‘Truly a great honor’
By contrast, Rollins’s ascent to the lectern was preceded by a cue to dim the lights. Ken Burns-style piano music filled the room and two large screens lit up to show a video. Yellowed stills depicted Rollins as the young boxer who won more than 160 amateur fights. Shots of him older and stockier followed. He was shown conferring with candidates, hoisting arms in victory, holding forth on Sunday morning talk shows. There were testimonials from Mississippi Gov. Haley Barbour (R). “The first rule was: Don’t get me, don’t get Rollins in any trouble, because I survived five years with [Lee] Atwater,” Barbour said. “Did I ever get him into any trouble?
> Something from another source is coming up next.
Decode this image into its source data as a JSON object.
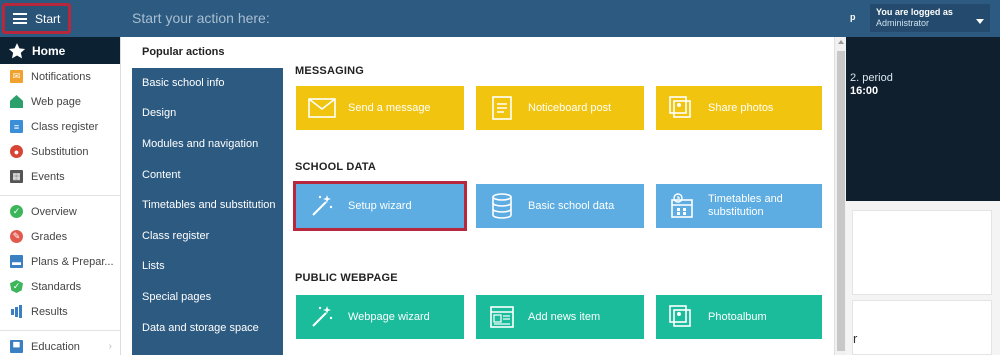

Yeah, but Ed didn’t need any help.” The elected officials and colleagues joked about his advanced age — Barbour quipped that “I thought this was AARP” — but mostly the Rollins intimates called him the best political consultant and friend they ever had.
The lights came up and so did Rollins.
“This is truly, truly a great honor,” he said. “And Senator McGovern, if I had known you wanted to come to the White House, I would have invited you over. I had the old Nixon hideaway office. We could have drank a little booze and listened to the tapes.”
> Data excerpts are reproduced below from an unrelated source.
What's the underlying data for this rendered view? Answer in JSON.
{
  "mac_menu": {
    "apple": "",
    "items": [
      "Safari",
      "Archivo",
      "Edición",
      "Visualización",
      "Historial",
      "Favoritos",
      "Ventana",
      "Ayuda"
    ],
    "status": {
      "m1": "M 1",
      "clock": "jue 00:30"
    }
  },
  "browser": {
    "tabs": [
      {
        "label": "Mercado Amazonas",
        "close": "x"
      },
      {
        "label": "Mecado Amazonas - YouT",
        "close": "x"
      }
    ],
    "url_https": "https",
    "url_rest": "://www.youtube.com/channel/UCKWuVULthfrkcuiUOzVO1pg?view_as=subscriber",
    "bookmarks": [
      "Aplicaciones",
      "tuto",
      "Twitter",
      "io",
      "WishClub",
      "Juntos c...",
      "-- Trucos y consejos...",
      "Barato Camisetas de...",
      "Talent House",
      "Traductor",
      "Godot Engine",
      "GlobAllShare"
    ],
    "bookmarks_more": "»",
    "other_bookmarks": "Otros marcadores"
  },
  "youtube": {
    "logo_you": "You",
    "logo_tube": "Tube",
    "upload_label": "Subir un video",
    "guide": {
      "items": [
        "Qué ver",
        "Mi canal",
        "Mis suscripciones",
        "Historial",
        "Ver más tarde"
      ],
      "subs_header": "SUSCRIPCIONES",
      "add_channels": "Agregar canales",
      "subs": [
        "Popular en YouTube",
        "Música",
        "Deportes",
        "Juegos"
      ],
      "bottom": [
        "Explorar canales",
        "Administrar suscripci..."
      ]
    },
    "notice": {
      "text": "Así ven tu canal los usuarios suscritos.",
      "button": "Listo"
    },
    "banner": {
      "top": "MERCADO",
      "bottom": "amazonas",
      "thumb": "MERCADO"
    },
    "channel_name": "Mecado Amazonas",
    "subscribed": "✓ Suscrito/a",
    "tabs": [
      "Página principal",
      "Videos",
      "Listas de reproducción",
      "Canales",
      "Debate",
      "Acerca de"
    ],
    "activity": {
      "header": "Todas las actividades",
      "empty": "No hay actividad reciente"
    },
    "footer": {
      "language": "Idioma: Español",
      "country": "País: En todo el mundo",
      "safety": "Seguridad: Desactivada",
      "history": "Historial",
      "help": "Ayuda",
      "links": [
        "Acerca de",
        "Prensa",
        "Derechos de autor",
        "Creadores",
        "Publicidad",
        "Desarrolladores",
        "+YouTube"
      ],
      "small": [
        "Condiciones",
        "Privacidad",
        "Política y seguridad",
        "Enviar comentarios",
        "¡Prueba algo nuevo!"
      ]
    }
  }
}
Rollins hailed his friend, the conservative direct mail pioneer Richard Viguerie, whom he ribbed about stuffing mailboxes. And he offered a teasing admission: While the Democratic inductees may have wanted to change the world, “I just wanted to be powerful and rich.”
Then the aging pugilist, too, turned earnest, and emoted about how all political consultants respect one another deep down, because unlike the candidates they elect, they live “in the trenches.”
“At the end of the day,” he said, “we make the country better. I have watched the great freedoms that we have and the great freedoms other countries want to have like us. So much of it comes because of this profession.”
“I’m very flattered by this award,” concluded Rollins, who said that he would put the glass trophy in his living room, next to his bust of Ronald Reagan. “It means so much to me.”